Regardless of who is the first — and most people will be rooting for
Cyril Bennis — our own mini space-race demonstrates that there are still
people out there mesmerised by the dream of becoming an astronaut despite
the risks involved.
This is despite the collective failure of nerve, especially among the
American public, following the Challenger and Columbia shuttle disasters
which has only been slightly mitigated by the recent success of the Discovery
mission.
The public wonder if the loss of life is worth it. After all, aside from
Teflon, what has space travel ever done for us?
There was a great deal of scepticism when President Bush announced plans
last year to go back to the moon as a prelude to sending a manned mission
to Mars by about 2025. Nearly 60 per cent of Americans oppose such a mission
mostly on the grounds of cost.
The best estimates range between $170 billion and $500 billion, the discrepancies
in the figures showing the level of uncertainty involved.
Could the money be better spent on other things? With all the poverty
and misery in the world, do we really need to be sending people on a dangerous
mission with no tangible benefits for mankind in general?
Such a flawed analysis is based on the belief that it is a zero-sum game
— that somehow investment in space programs is taking food and medicines
away from those who need it most.
It’s a familiar canard which was dealt with thoroughly by NASA’s Administrator
Michael Griffin in an interview last week. He described it as the cosmic
equivalent of the “when have you stopped beating your wife” question.
He pointed out that, though the sums involved are huge, NASA will still
only be spending about five per cent of the total US military budget annually.

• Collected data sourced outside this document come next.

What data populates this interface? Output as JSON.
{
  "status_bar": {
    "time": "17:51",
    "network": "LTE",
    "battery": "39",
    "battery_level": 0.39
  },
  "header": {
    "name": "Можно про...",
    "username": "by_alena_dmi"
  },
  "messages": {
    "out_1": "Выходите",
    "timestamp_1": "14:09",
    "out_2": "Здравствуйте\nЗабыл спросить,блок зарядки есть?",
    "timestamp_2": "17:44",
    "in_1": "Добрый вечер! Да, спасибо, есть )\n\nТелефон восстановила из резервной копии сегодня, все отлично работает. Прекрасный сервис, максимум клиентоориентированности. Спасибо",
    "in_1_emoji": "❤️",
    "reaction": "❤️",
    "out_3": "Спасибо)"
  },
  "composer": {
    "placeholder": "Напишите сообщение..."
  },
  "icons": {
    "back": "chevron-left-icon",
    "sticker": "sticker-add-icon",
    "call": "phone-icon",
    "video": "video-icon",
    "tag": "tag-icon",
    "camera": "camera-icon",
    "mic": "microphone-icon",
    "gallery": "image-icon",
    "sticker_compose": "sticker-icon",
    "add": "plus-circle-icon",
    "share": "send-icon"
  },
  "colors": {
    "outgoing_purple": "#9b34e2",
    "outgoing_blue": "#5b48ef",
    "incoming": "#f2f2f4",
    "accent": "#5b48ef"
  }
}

Indeed, the entire Apollo space program cost less than what was spent in
Vietnam in a single year.
A manned mission to Mars represents the same technological challenge
for this century that putting a man on the moon did in the 20th century.
The moon landings were mankind’s greatest technological achievement.
It wasn’t just the culmination of nine years of American scientific endeavour,
but would not have been achieved without the brilliance of generations of
scientists from Hipparchus, the founder of trigonometry, through Newton,
Copernicus and Einstein.
Right now, NASA’s manned flight program is in serious trouble. The next
shuttle mission is not due for at least another six months as engineers
try to fix the problem with falling debris. If NASA are worried about sending
a craft 300 kilometres up into the atmosphere, what are the chances of a
300 million kilometre trip to Mars?
Scientists estimate that the chances of another fatal Shuttle accident
are about a hundred to one, huge odds in our risk-averse culture, but there
remains no shortage of volunteers.
The reasons why are obvious. It’s the same reason that St Brendan, Christopher
Columbus, Captain James Cook, Ferdinand de Magellan, Edmund Hilary, Roald
Amundsen risked even greater peril.
We’ll always be wondering what’s around the corner, over the ocean, up
to the highest mountain, at the furthest end of the earth — it’s in our
nature.
And it’s for that same reason that Cyril Bennis, Bill Cullen and Tom
Higgins want to become the first Irishmen in space.